Mutatis mutandis, até hoje a grande mídia americana não pensou em investigar por que raios o governo Obama autorizou, sem razão plausível e contra as mais óbvias precauções de segurança, que fossem divulgados os nomes dos soldados que participaram do cerco a Bin Laden, propiciando assim que fossem localizados e assassinados, e depois ainda montou um simulacro cínico de homenagem póstuma, proibindo que o nome de Nosso Senhor Jesus Cristo fosse mencionado na oração fúnebre e encarregando de pronunciá-la um religioso muçulmano – sim, logo um muçulmano – que se incumbiu singelamente de cuspir na memória dos heróis, chamando-os, alto e bom som, de “infiéis a Allah”. Significativamente, na mesma semana o Pentágono anunciou, com ares de quem não dissesse nada de mais, que qualquer soldado que abra o bico para falar da religião cristã numa instalação militar poderá ser submetido a côrte marcial.

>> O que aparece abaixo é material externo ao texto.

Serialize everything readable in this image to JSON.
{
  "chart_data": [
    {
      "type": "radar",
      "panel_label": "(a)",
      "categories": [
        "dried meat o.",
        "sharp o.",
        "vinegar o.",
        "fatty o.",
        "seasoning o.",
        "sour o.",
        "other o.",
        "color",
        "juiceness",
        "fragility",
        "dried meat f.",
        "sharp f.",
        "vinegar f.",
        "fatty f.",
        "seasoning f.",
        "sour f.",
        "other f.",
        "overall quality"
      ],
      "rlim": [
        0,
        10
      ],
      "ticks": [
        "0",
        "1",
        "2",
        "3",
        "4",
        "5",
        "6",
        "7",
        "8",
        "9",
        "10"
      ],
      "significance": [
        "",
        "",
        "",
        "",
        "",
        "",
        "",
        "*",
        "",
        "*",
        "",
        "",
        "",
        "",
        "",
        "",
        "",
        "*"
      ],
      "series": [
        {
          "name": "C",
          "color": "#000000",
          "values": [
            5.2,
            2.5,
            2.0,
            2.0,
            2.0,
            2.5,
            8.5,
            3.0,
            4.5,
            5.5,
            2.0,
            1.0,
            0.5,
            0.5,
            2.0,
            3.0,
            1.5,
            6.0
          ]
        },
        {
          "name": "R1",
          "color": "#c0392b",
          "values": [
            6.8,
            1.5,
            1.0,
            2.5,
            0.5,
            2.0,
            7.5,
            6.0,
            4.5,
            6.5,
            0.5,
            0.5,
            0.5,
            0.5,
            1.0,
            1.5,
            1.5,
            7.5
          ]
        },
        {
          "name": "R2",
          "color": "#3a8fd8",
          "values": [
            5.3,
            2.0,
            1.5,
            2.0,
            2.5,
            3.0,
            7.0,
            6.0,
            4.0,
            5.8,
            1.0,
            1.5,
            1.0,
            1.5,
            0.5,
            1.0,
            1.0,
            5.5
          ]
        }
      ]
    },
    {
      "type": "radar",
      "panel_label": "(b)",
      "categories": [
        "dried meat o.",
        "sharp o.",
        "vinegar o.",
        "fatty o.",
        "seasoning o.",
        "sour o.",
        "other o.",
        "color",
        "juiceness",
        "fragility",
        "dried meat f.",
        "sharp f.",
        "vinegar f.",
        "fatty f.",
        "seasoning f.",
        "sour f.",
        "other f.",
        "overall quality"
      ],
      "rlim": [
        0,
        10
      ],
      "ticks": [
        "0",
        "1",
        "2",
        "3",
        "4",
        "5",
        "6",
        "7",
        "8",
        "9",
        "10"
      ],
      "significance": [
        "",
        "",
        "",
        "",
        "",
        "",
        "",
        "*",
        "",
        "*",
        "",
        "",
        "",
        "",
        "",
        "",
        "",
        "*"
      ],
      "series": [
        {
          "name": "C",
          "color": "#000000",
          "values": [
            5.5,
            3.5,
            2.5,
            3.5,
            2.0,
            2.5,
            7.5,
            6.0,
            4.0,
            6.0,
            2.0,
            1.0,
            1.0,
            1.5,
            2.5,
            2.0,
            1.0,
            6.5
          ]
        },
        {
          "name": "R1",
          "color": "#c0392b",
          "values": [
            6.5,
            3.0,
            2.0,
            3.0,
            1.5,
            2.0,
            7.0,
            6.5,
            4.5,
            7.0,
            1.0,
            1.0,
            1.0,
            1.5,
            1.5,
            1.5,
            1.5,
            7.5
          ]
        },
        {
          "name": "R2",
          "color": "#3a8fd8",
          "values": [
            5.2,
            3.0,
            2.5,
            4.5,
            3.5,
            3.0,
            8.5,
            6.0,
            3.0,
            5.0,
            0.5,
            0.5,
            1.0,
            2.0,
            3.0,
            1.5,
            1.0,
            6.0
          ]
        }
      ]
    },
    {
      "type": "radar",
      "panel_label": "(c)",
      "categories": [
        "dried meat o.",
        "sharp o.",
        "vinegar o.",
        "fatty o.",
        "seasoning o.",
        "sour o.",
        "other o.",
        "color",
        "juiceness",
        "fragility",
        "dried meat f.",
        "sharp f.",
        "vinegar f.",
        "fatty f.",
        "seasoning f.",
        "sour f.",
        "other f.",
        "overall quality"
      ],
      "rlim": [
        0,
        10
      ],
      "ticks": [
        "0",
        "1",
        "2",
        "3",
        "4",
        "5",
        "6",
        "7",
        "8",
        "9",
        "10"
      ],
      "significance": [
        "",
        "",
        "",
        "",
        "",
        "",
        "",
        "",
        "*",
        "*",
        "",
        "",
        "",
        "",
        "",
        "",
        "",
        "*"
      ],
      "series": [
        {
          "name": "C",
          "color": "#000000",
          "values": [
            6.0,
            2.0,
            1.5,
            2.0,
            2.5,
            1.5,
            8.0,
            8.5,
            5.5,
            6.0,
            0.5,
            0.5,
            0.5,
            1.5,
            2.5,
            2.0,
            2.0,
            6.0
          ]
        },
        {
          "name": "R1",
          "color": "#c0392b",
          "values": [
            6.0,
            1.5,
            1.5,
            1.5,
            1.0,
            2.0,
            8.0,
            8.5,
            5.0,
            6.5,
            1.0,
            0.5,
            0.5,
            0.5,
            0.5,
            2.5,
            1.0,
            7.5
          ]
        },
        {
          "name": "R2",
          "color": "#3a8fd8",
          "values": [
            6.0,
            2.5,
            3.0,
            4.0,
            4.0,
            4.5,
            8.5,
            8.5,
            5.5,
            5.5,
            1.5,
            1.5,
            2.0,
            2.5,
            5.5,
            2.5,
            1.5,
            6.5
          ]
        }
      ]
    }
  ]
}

É verdade que, quase ao mesmo tempo, todos os órgãos da mídia elegante informaram honestamente ao público que, durante a campanha eleitoral de 2012, o governo usou da Receita Federal (Internal Revenue) para investigar, pressionar e atemorizar organizações conservadoras, especialmente ligadas ao Tea Party. Depoimentos de pessoas que sofreram esse tipo de pressão já circulavam na internet fazia tempo, sem que ninguém nos altos círculos jornalísticos se lembrasse de mandar um repórter entrevistá-las para tirar o caso a limpo. Por que então de repente, e só agora, o episódio se tornou digno de figurar nas manchetes? Foi só porque o próprio governo, temendo investigações e um escândalo maior ainda, se encarregou de confessar o delito, na esperança de que as vítimas se contentassem com um pedido de desculpas e deixassem o assunto morrer (o que não aconteceu). O cérebro da massa leitora e telespectadora pode ser, o quanto se queira, letárgico de nascença, mas decerto ele se tornaria um pouco mais esperto se o aparato inteiro da mídia moderna não se encarregasse de mantê-lo sob anestesia até o momento em que despertá-lo já não pareça implicar maiores riscos para os queridinhos da elite jornalística.
Em princípio, e por sua mais alta vocação, o jornalismo é o irmão menor da ciência histórica. Seus métodos são os mesmos – coleta de documentos e testemunhos, avaliação, interpretação, confronto de hipóteses e redação das conclusões –, apenas praticados em diferentes escalas de tempo e de exigência crítica.
Mas, além do dever nominal de informar, a mídia tem também outras funções. Um dos princípios mais básicos da ciência histórica é que a divulgação dos fatos produz novos fatos. Quem tem nas mãos o poder de divulgar não resistirá por muito tempo à tentação de controlar o teor dos fatos divulgados para dirigir, por esse meio, a produção dos fatos subseqüentes. A transformação geral da grande mídia em instrumento de controle e de engenharia social é, ela própria, um desses fatos geradores, e decerto o mais decisivo das últimas décadas.